1. SECULARIZACIÓN, SECULARIDAD

Parece pacífico que hoy, en el mundo occidental, donde durante siglos ha sido muy fuerte la impronta privada y pública de lo cristiano, la secularización es un proceso bien asentado. Pero secularización puede significar cosas diferentes según el punto de vista de quien habla. En unos casos, quiere decir desaparición, al menos de la vida pública, de la dimensión religiosa, de los signos religiosos, de la terminología espiritual: ya se trate de una desaparición espontánea —por la vía de la pérdida de costumbres de fondo cristiano—, ya sea provocada o, en algunos casos, una suma de las dos.
Cuando el proceso de secularización es especialmente inducido, y se da con virulencia, se trata de actuaciones del laicismo, entendido aquí como una ideología que trata de eliminar la religión de la vida pública como camino (aunque esta intención suele estar oculta) hacia su eliminación total, sin más.

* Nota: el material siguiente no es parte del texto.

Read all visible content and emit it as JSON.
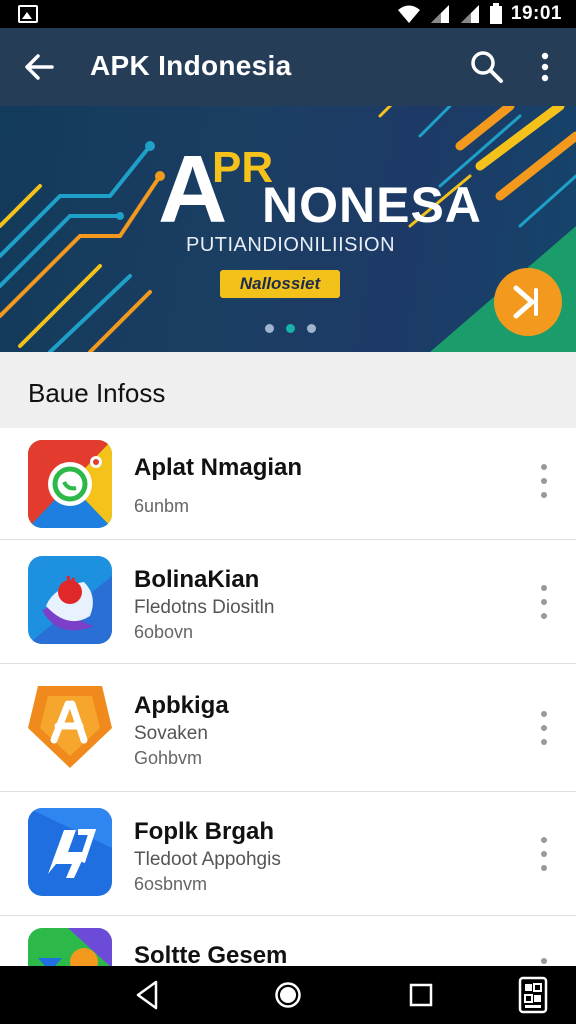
{
  "status_bar": {
    "time": "19:01"
  },
  "app_bar": {
    "title": "APK Indonesia",
    "back_icon": "arrow-left-icon",
    "search_icon": "search-icon",
    "more_icon": "more-vert-icon"
  },
  "banner": {
    "line_a": "A",
    "line_pr": "PR",
    "line_nonesa": "NONESA",
    "subtitle": "PUTIANDIONILIISION",
    "pill_label": "Nallossiet",
    "pagination": {
      "count": 3,
      "active_index": 1
    },
    "next_icon": "chevron-right-icon",
    "colors": {
      "accent_yellow": "#f5c21b",
      "accent_orange": "#f39a1e",
      "accent_teal": "#17b3a8"
    }
  },
  "section": {
    "title": "Baue Infoss"
  },
  "apps": [
    {
      "name": "Aplat Nmagian",
      "desc": "",
      "meta": "6unbm",
      "icon": "chat-bubble-icon"
    },
    {
      "name": "BolinaKian",
      "desc": "Fledotns Diositln",
      "meta": "6obovn",
      "icon": "red-circle-app-icon"
    },
    {
      "name": "Apbkiga",
      "desc": "Sovaken",
      "meta": "Gohbvm",
      "icon": "orange-shield-icon"
    },
    {
      "name": "Foplk Brgah",
      "desc": "Tledoot Appohgis",
      "meta": "6osbnvm",
      "icon": "lightning-bolt-icon"
    },
    {
      "name": "Soltte Gesem",
      "desc": "",
      "meta": "",
      "icon": "green-tile-icon"
    }
  ],
  "nav_bar": {
    "back_icon": "nav-back-icon",
    "home_icon": "nav-home-icon",
    "recents_icon": "nav-recents-icon",
    "extra_icon": "qr-code-icon"
  }
}
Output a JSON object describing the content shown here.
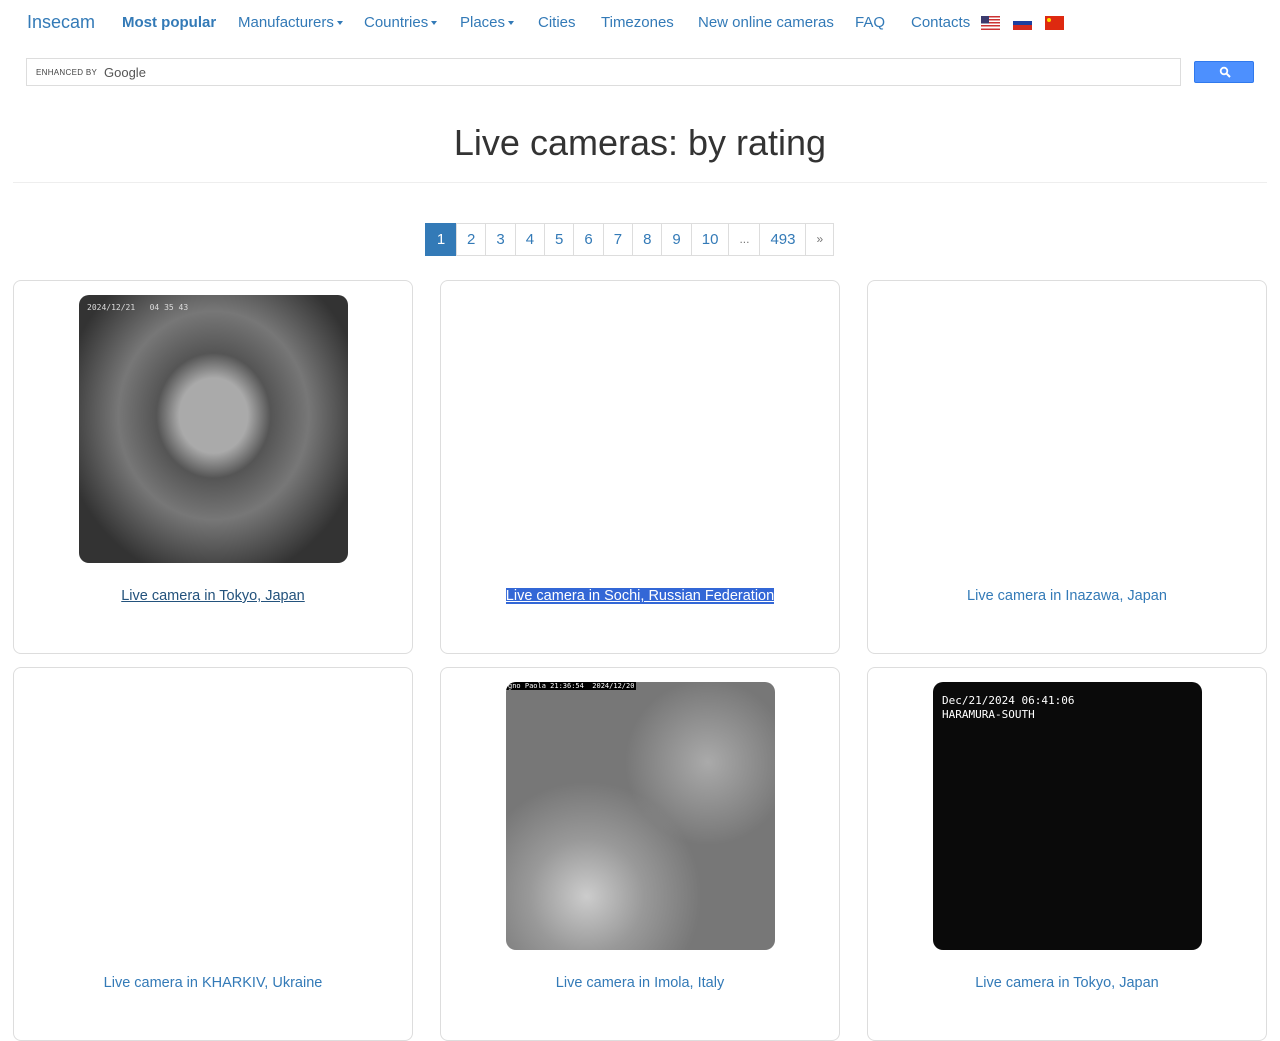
{
  "nav": {
    "brand": "Insecam",
    "most_popular": "Most popular",
    "manufacturers": "Manufacturers",
    "countries": "Countries",
    "places": "Places",
    "cities": "Cities",
    "timezones": "Timezones",
    "new_online": "New online cameras",
    "faq": "FAQ",
    "contacts": "Contacts",
    "flags": [
      "us-flag-icon",
      "ru-flag-icon",
      "cn-flag-icon"
    ]
  },
  "search": {
    "enhanced_by": "ENHANCED BY",
    "google": "Google",
    "button_icon": "search-icon",
    "accent": "#4d90fe"
  },
  "page_title": "Live cameras: by rating",
  "pagination": {
    "pages": [
      "1",
      "2",
      "3",
      "4",
      "5",
      "6",
      "7",
      "8",
      "9",
      "10",
      "...",
      "493",
      "»"
    ],
    "active": "1"
  },
  "cameras": [
    {
      "caption": "Live camera in Tokyo, Japan",
      "overlay": "2024/12/21   04 35 43"
    },
    {
      "caption": "Live camera in Sochi, Russian Federation"
    },
    {
      "caption": "Live camera in Inazawa, Japan"
    },
    {
      "caption": "Live camera in KHARKIV, Ukraine"
    },
    {
      "caption": "Live camera in Imola, Italy",
      "overlay": "gno Paola 21:36:54  2024/12/20"
    },
    {
      "caption": "Live camera in Tokyo, Japan",
      "overlay": "Dec/21/2024 06:41:06",
      "overlay2": "HARAMURA-SOUTH"
    }
  ]
}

Si se desea un ejemplo histórico, fue el caso del político francés Émile Combes, presidente del Gobierno en los primeros años del siglo XX. A pesar de provenir de una familia católica y haber pensado en ser sacerdote durante su juventud, a sus sesenta y dos años dio muestras de una intransigencia antirreligiosa rayana en la ofuscación. Utilizando leyes de 1901 y 1904 sobre el derecho de las asociaciones y sobre la libertad de enseñanza de las asociaciones religiosas, ordenó el cierre de más de dos mil quinientos centros de enseñanza privados. Después dispuso la disolución de casi todas las congregaciones religiosas femeninas; sólo quedaron cinco masculinas. Francia sigue siendo el único país de Europa donde no se imparte asignatura de religión en las escuelas públicas, ni siquiera como optativa. En cambio se han recuperado los centros privados de enseñanza, unos 9.000, que atiende a una sexta parte de la escolarización. Con una singularidad: el país de Combes se ha encontrado, un siglo después, con el problema de que los cinco millones de musulmanes franceses exigen sus derechos, también en esta materia. Y los padres de los alumnos y alumnas musulmanes prefieren los colegios católicos a los públicos, porque en los primeros se es más comprensivo con su religión.
En un sentido completamente opuesto a laicismo, secularización quiere decir que la religiosidad puede adoptar, y de hecho lo está haciendo desde hace tiempo, formas distintas a las de tiempos anteriores; formas no clericales, laicales. (Es una singularidad de la evolución histórica de la lengua que laical, un término positivo, tenga la misma raíz que laicismo, una realidad negativa).
No se trata de un fenómeno casual. La teología ha concluido, desde hace tiempo, que una cierta secularización estaba en germen en el mismo cristianismo, ya que la fe cristiana impide sacralizar elementos del mundo material o viviente, sea el sol, la luna, plantas, animales, seres humanos, ideologías. Cuando se lee a algunos autores clásicos latinos, como, por ejemplo, a Ovidio, es asombrosa la frecuencia con la que trata a Augusto de «dios». Se comprende el asombro de los primeros cristianos. Dios, el nombre del padre y autor de todos los hombres, no puede ser empleado para un césar mortal y efímero.
Si Dios ha creado al hombre y lo ha dejado en manos de su propio albedrío, aquello que hagan los hombres y el tipo de sociedad que construyan goza de autonomía. No hay ni un solo versículo de los Evangelios que favorezca una teocracia. Es claro que los discípulos pensaban en un Mesías que sería el definitivo rey de Israel (es esa vaga tentación del milenarismo que, con esa u otra palabra, estuvo mucho tiempo presente), pero existe un pasaje significativo. Los discípulos le preguntan si «vas a restablecer el reino a Israel». La respuesta: «No os toca a vosotros conocer los tiempos o momentos oportunos que el Padre fijó con su propia potestad, mas recibiréis la fuerza del Espíritu Santo, que vendrá sobre vosotros, y seréis mis testigos así en Jerusalén como en toda la Judea y Samaria y hasta el último confín de la tierra» (Hechos, 1, 6.8).
Secularidad es la propiedad de estar y vivir en las cosas del saeculum, del tiempo de la historia, en las cosas corrientes del mundo, en el escenario común a todos los seres humanos. Al ser casi una propiedad «técnica», hay diversas formas de vivir la secularidad.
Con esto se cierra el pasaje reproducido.